Pruning is extremely important not only for aesthetic reasons, but also for the health of your plants and trees; the fact that there are so many different types of tree pruners only goes to underscore that fact. For the uninitiated, this multiplicity of tools may at first seem overwhelming; after all, how many different types of tools do you really need to trim a branch? And after all, does it really matter which one of them you choose, as long as it cuts? The truth is that yes, it does matter. It is important to use the right size, shape and strength tool depending on the size and type of leaf and branch that you need to cut; use shears that are too small and weak, and trimming branches can become a tug of war nightmare that is exhausting and damaging to your tree. If you’re confused about the purposes of different types of tree pruners, simply check out this handy glossary to find out which tool is right for which task.
Tree Pruner 1: Pruning Shears
Pruning shears are probably the most common tool in the average gardener’s kit. The pruning shear is a relatively small, hand-held cutter that has two handles that are gripped in one hand (like a wrench) and has two cutting blades. While there are different types of pruning shears, none of them are intended to cut anything larger than about ½ inch thick. Therefore, when pruning your trees, use shears to trim twigs, offshoots, sick leaves or thin branches. They are also best for very fine grooming type work on manicured hedges and shrubs.
The most common types of pruning shears include the scissor-action type, the anvil-action type, the bypass shear and the parrot-beak shear. Anvil shears are the strongest and the best for cutting branches.
Tree Pruner 2: Loppers
The next step up in size is the lopper. These look like a very large pair of shears, with double blades and a long double handle, but have to be operated with two hands. Like pruning shears, loppers also come in a bypass model and an anvil model. A quality lopper can cut through branches that measure 2 inches in diameter or even more, depending on the strength, flexibility and porosity of the wood. If you have a lot of trees on your property, it’s good to have loppers handy to take care of stray branches and trim away decay. They can handle the tough stuff that pruning shears can’t cut.

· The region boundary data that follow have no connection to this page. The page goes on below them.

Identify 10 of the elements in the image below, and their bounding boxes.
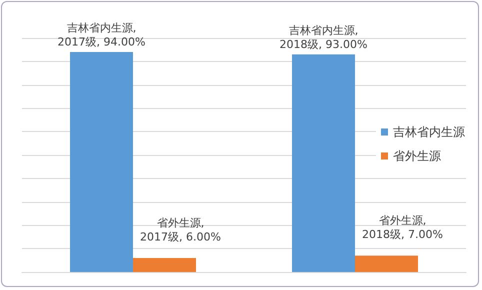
data-label: 吉林省内生源, 2017级, 94.00% (58, 22, 146, 49)
data-label: 省外生源, 2017级, 6.00% (140, 216, 221, 244)
bar (292, 54, 355, 272)
bar (355, 256, 418, 272)
data-label: 省外生源, 2018级, 7.00% (362, 214, 443, 242)
bar (70, 52, 133, 272)
legend-label: 省外生源 (393, 149, 441, 163)
data-label: 吉林省内生源, 2018级, 93.00% (280, 24, 368, 51)
legend-label: 吉林省内生源 (393, 125, 465, 139)
bar (133, 258, 196, 272)
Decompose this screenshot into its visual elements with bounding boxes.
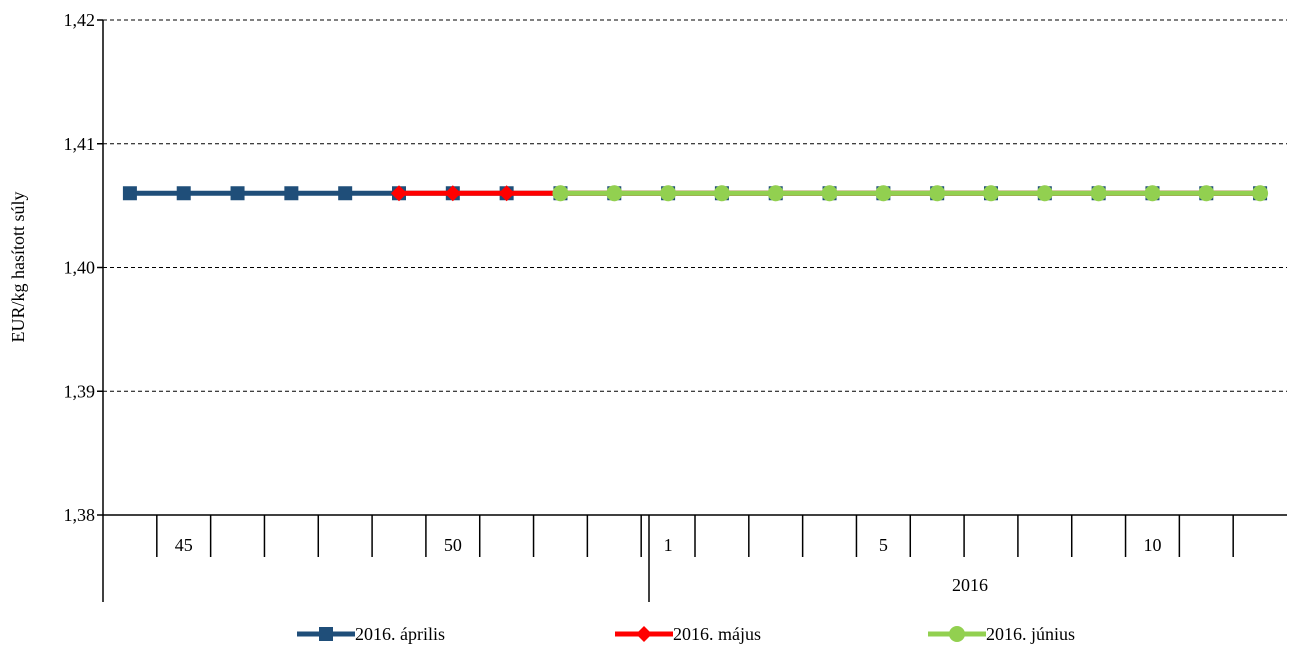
data-point: [713, 185, 730, 202]
data-point: [1252, 185, 1269, 202]
y-tick-label: 1,38: [64, 505, 96, 525]
y-tick-label: 1,42: [64, 10, 96, 30]
line-chart: 1,38 1,39 1,40 1,41 1,42 45 50 1 5 10 EUR/kg has…: [8, 10, 1287, 602]
data-point: [929, 185, 946, 202]
axes: [97, 19, 1287, 602]
x-group-label: 2016: [952, 575, 988, 595]
legend-item-april: 2016. április: [297, 622, 445, 646]
data-point: [498, 185, 515, 202]
legend-label-april: 2016. április: [355, 623, 445, 644]
legend-item-may: 2016. május: [615, 622, 761, 646]
legend-label-june: 2016. június: [986, 623, 1076, 644]
data-point: [391, 185, 407, 202]
x-tick-label: 1: [664, 535, 673, 555]
data-point: [660, 185, 677, 202]
x-tick-label: 10: [1143, 535, 1161, 555]
legend-marker-april: [297, 627, 355, 641]
grid-lines: [103, 19, 1287, 392]
y-tick-label: 1,41: [64, 134, 96, 154]
data-point: [606, 185, 623, 202]
x-tick-label: 5: [879, 535, 888, 555]
legend: 2016. április 2016. május 2016. június: [0, 620, 1297, 646]
data-point: [338, 186, 353, 201]
data-point: [1036, 185, 1053, 202]
data-point: [767, 185, 784, 202]
x-tick-label: 45: [175, 535, 193, 555]
x-tick-labels: 45 50 1 5 10: [175, 535, 1162, 555]
series-group: [122, 185, 1269, 202]
data-point: [1198, 185, 1215, 202]
x-tick-label: 50: [444, 535, 462, 555]
data-point: [122, 186, 137, 201]
legend-marker-may: [615, 626, 673, 642]
data-point: [552, 185, 569, 202]
data-point: [176, 186, 191, 201]
legend-item-june: 2016. június: [928, 622, 1075, 646]
data-point: [875, 185, 892, 202]
data-point: [1144, 185, 1161, 202]
data-point: [230, 186, 245, 201]
y-axis-title: EUR/kg hasított súly: [8, 191, 28, 342]
data-point: [284, 186, 299, 201]
y-tick-label: 1,39: [64, 381, 96, 401]
legend-label-may: 2016. május: [673, 623, 761, 644]
y-tick-labels: 1,38 1,39 1,40 1,41 1,42: [64, 10, 96, 525]
legend-marker-june: [928, 626, 986, 642]
data-point: [1090, 185, 1107, 202]
y-tick-label: 1,40: [64, 258, 96, 278]
series-3: [552, 185, 1269, 202]
data-point: [983, 185, 999, 202]
data-point: [821, 185, 838, 202]
data-point: [444, 185, 461, 202]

Tree Pruner 3: Pole Pruners
Finally, the toughest of the tree pruners has got to be the pole pruner. Like its name suggests, this is a type of pruner that is on the end of a long pole and is operated with a control rope. It allows you to reach high up on the tree and do your trimming work without having to get on a ladder. The pole pruner should only be used by the serious gardener or arborist, because it’s a bit more dangerous to use: its blades are much sharper than pruning shears or loppers, and there’s also the danger of branches falling on top of you while you’re using it.